Brussels, 13 Jul 2006
Robots are getting smarter all the time, and are now able to perform highly complex activities, yet there are still large numbers of tasks which are second nature to humans but leave robots largely stumped. For example, we are able to recognise someone we know in a large crowd, even if they are wearing sunglasses and a hat. In contrast robots would simply be unable to carry out this task, as they are ill equipped to handle unpredictable situations where they do not have full knowledge.

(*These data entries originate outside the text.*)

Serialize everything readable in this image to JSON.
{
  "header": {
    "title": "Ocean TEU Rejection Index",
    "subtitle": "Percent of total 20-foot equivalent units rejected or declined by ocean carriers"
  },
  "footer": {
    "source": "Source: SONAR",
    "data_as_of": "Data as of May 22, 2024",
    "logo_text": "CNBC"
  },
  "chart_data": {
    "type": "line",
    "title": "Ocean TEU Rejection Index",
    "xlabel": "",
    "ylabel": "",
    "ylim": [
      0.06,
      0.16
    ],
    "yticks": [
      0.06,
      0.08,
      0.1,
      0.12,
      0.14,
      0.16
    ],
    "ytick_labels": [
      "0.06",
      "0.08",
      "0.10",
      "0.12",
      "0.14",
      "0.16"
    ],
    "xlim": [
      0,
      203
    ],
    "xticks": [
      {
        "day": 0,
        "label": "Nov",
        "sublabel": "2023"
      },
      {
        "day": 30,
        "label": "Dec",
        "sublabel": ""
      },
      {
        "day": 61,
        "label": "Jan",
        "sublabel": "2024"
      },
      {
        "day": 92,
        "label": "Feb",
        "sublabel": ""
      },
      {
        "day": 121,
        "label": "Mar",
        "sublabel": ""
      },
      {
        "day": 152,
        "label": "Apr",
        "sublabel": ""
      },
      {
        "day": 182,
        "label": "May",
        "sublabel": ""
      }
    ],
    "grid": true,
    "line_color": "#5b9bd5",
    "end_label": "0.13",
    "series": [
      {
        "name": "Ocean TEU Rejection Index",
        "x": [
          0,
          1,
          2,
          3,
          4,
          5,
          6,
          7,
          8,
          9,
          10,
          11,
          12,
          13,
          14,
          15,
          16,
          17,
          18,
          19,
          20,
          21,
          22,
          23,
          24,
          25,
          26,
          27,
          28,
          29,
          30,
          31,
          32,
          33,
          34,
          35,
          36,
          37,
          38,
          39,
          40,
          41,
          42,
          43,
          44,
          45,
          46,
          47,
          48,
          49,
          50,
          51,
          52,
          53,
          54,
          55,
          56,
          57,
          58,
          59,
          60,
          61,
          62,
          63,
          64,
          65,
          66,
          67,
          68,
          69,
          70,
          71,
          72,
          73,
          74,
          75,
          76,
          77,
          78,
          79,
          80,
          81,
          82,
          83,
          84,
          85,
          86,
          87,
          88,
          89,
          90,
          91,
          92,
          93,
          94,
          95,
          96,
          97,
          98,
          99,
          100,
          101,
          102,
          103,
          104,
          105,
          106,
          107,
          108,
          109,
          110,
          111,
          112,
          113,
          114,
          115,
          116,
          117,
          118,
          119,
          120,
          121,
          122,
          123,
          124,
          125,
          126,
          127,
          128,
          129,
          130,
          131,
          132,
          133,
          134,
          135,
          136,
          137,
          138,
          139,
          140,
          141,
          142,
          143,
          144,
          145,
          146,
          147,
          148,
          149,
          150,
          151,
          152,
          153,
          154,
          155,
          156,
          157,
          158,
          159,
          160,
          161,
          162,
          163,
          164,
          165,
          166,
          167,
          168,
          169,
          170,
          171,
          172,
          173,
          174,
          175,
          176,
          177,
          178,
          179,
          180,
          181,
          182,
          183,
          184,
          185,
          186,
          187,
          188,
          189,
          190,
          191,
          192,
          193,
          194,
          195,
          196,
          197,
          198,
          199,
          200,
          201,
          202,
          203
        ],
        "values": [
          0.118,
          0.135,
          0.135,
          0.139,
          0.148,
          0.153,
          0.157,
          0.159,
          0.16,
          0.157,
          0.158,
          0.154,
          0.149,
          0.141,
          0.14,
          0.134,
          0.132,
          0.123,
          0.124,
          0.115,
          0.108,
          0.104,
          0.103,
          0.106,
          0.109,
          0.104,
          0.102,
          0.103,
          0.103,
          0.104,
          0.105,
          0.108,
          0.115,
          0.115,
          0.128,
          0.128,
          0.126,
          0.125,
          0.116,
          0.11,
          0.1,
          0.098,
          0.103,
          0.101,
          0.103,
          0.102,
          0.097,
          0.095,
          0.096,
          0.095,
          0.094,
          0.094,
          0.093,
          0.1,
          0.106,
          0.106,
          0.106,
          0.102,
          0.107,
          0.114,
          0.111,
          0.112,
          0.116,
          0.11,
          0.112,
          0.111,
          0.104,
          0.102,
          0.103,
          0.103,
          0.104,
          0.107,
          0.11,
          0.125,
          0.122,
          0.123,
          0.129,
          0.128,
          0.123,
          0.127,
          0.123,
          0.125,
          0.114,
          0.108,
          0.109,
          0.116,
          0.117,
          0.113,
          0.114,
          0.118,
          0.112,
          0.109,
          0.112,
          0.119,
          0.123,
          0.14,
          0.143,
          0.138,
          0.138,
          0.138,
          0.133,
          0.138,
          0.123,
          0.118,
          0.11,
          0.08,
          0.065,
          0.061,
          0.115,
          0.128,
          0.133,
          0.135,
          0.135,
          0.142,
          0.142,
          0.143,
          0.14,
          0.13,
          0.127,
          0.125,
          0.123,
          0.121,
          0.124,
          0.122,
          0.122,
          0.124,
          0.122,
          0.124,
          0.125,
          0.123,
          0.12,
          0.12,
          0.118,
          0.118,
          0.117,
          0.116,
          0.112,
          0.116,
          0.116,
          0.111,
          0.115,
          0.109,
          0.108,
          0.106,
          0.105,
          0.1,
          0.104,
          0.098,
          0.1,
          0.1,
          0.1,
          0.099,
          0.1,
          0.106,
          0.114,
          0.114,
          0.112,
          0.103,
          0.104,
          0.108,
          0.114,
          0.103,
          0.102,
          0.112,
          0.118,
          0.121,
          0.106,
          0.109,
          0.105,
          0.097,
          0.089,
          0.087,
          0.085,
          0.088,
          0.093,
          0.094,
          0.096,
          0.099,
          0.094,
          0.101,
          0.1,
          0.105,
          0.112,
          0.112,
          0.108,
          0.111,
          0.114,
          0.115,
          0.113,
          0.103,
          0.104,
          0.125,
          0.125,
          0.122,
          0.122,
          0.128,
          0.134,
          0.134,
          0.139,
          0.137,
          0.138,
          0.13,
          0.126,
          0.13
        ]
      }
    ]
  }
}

The BACS (Bayesian Approach to Cognitive Systems) project, which is funded under the information society technologies (IST) section of the EU's Sixth Framework Programme (FP6), aims to design an artificial system which would enable robots to cope with a real world environment, where uncertainty and unfamiliarity are the order of the day. At the heart of the project is Bayes' theorem, which provides a model for making rational judgements when only uncertain and incomplete information is available. It lends itself particularly well to questions relating to learning from experience.

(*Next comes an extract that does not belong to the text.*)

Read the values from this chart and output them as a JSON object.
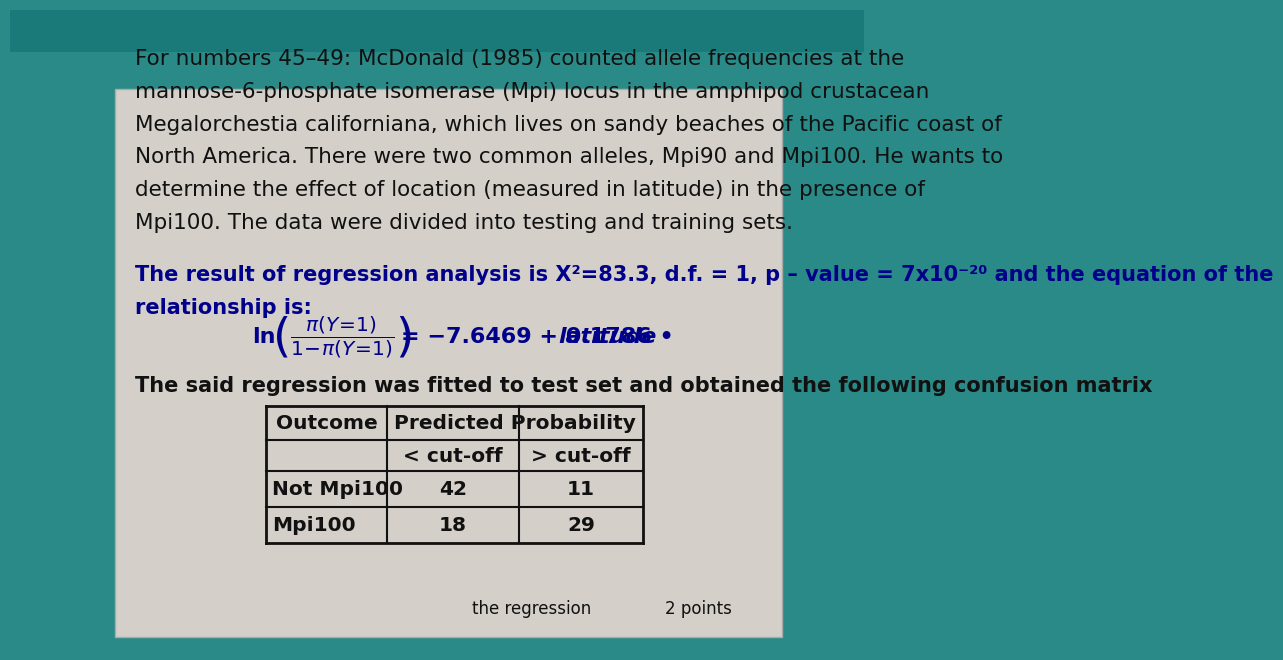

Humans are particularly good at responding to unpredictable situations and taking decisions without having all the facts. The project partners will exploit this fact by looking at humans and rats responding to realistic situations, and analysing the processes and neural pathways involved. They will then map these onto an artificial cognitive system to create robots which are able to handle incomplete information, analyse their environment, interpret the data and take decisions.

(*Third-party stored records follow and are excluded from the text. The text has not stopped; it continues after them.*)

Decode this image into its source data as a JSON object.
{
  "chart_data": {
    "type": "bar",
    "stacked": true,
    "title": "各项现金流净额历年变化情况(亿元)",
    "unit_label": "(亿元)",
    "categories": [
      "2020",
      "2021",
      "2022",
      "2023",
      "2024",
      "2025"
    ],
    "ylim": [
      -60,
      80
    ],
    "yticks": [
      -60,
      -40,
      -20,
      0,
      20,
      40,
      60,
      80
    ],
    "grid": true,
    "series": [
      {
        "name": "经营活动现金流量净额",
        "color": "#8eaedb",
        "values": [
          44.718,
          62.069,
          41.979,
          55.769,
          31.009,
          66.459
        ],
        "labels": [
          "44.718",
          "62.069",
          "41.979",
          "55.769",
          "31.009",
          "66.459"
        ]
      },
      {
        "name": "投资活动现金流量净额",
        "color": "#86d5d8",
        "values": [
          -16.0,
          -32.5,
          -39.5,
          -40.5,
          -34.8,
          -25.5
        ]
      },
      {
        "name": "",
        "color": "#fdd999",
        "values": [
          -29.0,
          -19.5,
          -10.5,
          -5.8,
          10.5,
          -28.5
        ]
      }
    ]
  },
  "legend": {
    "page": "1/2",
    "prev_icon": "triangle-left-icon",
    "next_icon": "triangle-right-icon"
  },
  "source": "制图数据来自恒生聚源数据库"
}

The resulting system could have a range of useful applications. Devices already exist which warn car drivers when they are too close to the car in front. A 'virtual co-driver' could extend this concept much further to improve road safety. While the human would remain in control of the car, the co-driver would monitor the driver's reactions to the traffic around them, the road, potential obstacles and other factors. If the driver starts to make mistakes in their driving, for example if they have fallen asleep at the wheel, the virtual co-driver could detect this and over-ride the actions of the human driver.
'This should make driving safer for both humans and pedestrians,' said Roland Siegwart, Professor of Autonomous Systems at the Swiss Federal Institute of Technology.
Another area where the researchers plan to learn from human abilities is surveillance. We have a natural ability to identify the unusual in a situation. By exploring how we do this, the researchers hope to create security robots which could identify an attack or unexpected presence.
The 10-partner project is coordinated by the Swiss Federal Institute of Technology in Zurich and is due to run until 2010.